Essa oscilação na jurisprudência da Corte Suprema em intervalos curtos de tempo demonstra tudo que o sistema de precedentes repudia: a insegurança e a incoerência.

Sem adentrar na questão do mérito, mas fazendo uma abordagem sobre a estabilidade dos precedentes norte-americanos, em 2022 a Suprema Corte dos EUA, no caso Dobbs vs Jackson Women’s Health Organization revogou a decisão pró-aborto estabelecida no paradigmático Roe vs Wade, em 1973.

Em apertadíssima síntese, a Suprema Corte americana não proibiu o aborto, mas, ao revogar o precedente firmado no caso Roe vs Wade e outros, entendeu que a questão é de competência dos Estados, pela via legislativa, e não pelo Judiciário, permitindo, assim, que os Estados legislem amplamente sobre a proibição do aborto.

Independente do exame sobre a (in)correção da decisão proferida, o fato é que transcorreram cerca de cinqüenta anos, e várias resistências e retomadas do tema nos debates institucionais, para que o precedente fosse superado.

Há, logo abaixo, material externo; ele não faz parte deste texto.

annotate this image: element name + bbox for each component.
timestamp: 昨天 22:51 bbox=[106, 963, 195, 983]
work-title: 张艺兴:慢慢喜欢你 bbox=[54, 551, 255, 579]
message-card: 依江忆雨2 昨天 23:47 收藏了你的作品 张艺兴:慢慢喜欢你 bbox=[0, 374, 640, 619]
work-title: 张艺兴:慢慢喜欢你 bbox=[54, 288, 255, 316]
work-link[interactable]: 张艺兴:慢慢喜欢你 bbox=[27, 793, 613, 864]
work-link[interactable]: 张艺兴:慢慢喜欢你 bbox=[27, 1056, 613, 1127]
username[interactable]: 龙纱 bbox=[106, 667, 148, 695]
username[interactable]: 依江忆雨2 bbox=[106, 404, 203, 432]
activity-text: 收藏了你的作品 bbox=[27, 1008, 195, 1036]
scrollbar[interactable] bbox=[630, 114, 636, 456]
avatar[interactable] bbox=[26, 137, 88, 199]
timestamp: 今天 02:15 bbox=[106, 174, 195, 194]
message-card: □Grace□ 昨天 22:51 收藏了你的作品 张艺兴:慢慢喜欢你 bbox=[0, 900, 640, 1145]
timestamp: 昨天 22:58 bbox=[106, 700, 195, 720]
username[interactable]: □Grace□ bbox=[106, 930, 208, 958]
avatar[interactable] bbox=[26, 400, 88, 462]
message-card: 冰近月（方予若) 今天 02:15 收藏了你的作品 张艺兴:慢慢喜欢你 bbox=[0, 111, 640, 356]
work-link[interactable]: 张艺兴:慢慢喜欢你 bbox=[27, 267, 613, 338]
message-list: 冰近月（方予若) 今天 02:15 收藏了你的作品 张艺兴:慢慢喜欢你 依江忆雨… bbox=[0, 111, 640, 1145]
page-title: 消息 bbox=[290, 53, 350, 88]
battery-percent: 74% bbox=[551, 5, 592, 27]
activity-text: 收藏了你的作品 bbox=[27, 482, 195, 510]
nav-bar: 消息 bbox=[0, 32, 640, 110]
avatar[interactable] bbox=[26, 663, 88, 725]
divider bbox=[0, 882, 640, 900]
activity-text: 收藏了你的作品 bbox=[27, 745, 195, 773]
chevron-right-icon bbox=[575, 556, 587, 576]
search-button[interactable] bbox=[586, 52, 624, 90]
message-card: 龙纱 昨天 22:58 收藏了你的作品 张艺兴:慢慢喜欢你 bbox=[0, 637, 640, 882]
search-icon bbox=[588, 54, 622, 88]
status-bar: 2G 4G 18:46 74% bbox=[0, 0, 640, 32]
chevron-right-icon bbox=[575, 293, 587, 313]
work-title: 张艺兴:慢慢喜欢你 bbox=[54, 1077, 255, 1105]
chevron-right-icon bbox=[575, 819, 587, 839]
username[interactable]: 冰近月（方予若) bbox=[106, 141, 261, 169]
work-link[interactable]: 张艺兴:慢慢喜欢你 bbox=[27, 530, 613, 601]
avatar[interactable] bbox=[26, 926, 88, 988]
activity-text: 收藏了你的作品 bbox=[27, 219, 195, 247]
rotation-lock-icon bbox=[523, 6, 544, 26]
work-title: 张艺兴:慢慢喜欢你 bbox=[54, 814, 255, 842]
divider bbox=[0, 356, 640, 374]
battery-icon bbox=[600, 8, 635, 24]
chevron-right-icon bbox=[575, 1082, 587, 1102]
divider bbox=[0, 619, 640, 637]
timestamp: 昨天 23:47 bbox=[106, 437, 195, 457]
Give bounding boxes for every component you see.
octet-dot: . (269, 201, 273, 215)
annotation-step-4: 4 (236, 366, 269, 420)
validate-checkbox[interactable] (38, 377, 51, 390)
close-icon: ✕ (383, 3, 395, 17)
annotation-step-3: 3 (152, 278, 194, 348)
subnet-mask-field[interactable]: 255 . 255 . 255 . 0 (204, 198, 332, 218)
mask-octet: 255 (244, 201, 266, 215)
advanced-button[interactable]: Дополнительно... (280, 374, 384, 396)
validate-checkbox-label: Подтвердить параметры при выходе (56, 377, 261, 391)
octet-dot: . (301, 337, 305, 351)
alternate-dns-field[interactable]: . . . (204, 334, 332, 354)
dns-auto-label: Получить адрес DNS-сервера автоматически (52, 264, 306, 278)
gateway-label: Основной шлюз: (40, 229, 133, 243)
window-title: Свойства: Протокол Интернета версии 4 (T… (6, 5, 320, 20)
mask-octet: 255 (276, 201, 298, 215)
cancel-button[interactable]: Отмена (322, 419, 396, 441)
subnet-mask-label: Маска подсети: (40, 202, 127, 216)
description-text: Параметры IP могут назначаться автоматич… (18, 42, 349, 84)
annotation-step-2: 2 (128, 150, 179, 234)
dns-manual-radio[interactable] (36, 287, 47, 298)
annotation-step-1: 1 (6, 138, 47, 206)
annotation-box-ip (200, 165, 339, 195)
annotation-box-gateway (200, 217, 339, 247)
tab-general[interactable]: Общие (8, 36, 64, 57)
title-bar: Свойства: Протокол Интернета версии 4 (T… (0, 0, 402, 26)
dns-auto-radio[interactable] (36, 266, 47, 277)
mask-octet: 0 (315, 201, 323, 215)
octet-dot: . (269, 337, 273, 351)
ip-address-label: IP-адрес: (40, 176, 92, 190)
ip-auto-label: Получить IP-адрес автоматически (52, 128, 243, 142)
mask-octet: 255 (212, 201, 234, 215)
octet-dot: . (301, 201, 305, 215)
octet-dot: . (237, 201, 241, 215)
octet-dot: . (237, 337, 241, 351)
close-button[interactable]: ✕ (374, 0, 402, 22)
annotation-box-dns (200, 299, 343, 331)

Como dito antes, o precedente formado não pode ser fossilizado, existindo técnicas  como o overruling  que permitem sua superação. Mas a superação do precedente exige uma alteração no contexto fático, na tessitura social, política ou econômica que justifique a alteração do entendimento.

Permitir que a modificação na composição do tribunal admita a reavaliação de precedentes rompe com toda lógica de segurança jurídica e integridade a que se propõe a doutrina do stare decisis.

Em conclusão, a introjeção de mecanismos típicos de tradições anglo-saxônicas é viável, salutar e, de certo modo, não é novidade, mas é necessária uma adequação, uma guinada da cultura voluntarista para uma concepção do direito como integridade, em homenagem à segurança jurídica. Na realidade brasileira, a prática pretoriana está mais para um livro de contos do que um romance em cadeia.